MR says: Everyone struggles with their faith or with doubt at times. But when questions arise, how we talk about those questions can change our entire outlook.
In the year since our road trip through Norway with my husband and two small children, a moment, so brief I almost wonder if it really happened, comes floating back to me often. It was early morning and we were driving on the high planes beyond the fjords. The lighting was hazy and pink, as if the sun knew it hadn't had a proper rest, and I felt much the same way. I looked up and out the window at one point just in time to see two moose with heads bent to the ground, the morning fog tucked softly around them. Their largeness, otherworldliness and serenity shocked me. The image passed too quickly to even form words to tell my husband, but still, I cannot shake it. I've wondered why the memory, even at the time, felt so significant, except that I knew my accompanying emotion at the time was panic. Internal panic at what I perceived to be the pinnacle of a spiritual crisis--A crisis of faith.

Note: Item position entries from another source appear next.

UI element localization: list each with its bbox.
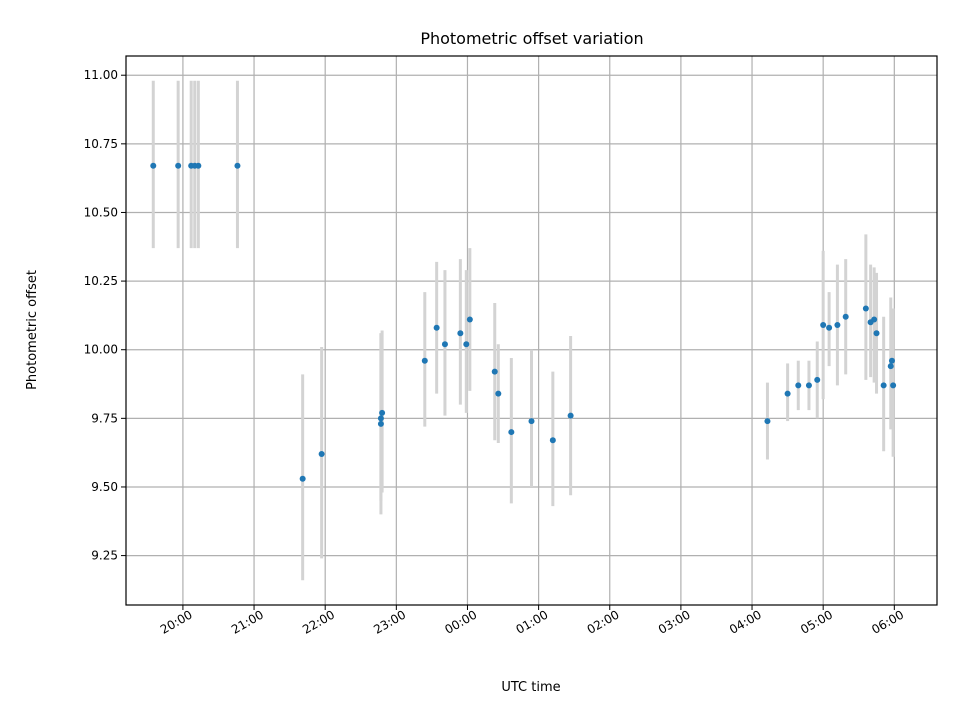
data-point [826,324,833,331]
data-point [150,162,157,169]
data-point [549,437,556,444]
y-tick-label: 11.00 [84,68,118,82]
data-point [299,475,306,482]
data-point [318,451,325,458]
data-point [888,357,895,364]
data-point [421,357,428,364]
y-tick-label: 9.50 [91,480,118,494]
data-point [834,322,841,329]
y-tick-label: 9.75 [91,411,118,425]
data-point [433,324,440,331]
data-point [175,162,182,169]
data-point [862,305,869,312]
y-tick-label: 10.50 [84,205,118,219]
data-point [508,429,515,436]
data-point [887,363,894,370]
data-point [842,313,849,320]
data-point [805,382,812,389]
data-point [871,316,878,323]
data-point [377,420,384,427]
data-point [463,341,470,348]
data-point [567,412,574,419]
y-tick-label: 9.25 [91,549,118,563]
data-point [195,162,202,169]
y-tick-label: 10.00 [84,343,118,357]
data-point [880,382,887,389]
data-point [379,409,386,416]
y-tick-label: 10.75 [84,137,118,151]
chart-title: Photometric offset variation [420,29,643,48]
x-axis-label: UTC time [501,680,560,695]
data-point [491,368,498,375]
data-point [234,162,241,169]
data-point [457,330,464,337]
data-point [890,382,897,389]
data-points [150,162,897,482]
data-point [441,341,448,348]
data-point [784,390,791,397]
data-point [528,418,535,425]
y-tick-label: 10.25 [84,274,118,288]
data-point [466,316,473,323]
data-point [814,376,821,383]
data-point [495,390,502,397]
plot-frame [125,55,938,606]
data-point [873,330,880,337]
data-point [764,418,771,425]
data-point [820,322,827,329]
y-axis-label: Photometric offset [25,270,40,390]
data-point [795,382,802,389]
data-point [377,415,384,422]
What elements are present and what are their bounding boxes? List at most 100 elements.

Earlier that day, staring into the thick, wise turquoise water of the fjords, I had felt so small, so rough and lazy in my knowledge and so presumptuous in truly believing that I knew much of anything. I felt anxiety over feeling trapped in the gospel I had once felt entirely comfortable in. I pulled over and asked my husband to drive. The expansiveness and beauty of the world I was experiencing could not equate to me saying that I knew anything for sure, let alone the truths and solved mysteries I believed the doctrines of the church were asking me to claim. When I think back to that week in the back country of Norway, my heart jumps across the chasm of two different camps--one of complete awe and joy at the world around me and one, a culminating and complete crisis of faith. In the time since though, I've also asked myself this: What if it weren't a crisis? What if I had merely chosen different language to sculpt my experience? Would the chasm have lessened? Would I realize that both camps were actually not so different? What if when we entered the inevitable time when we must take our faith out of the pack on our back to really examine it were just that, an examination, a curiosity, a responsibility, a hope to better understand?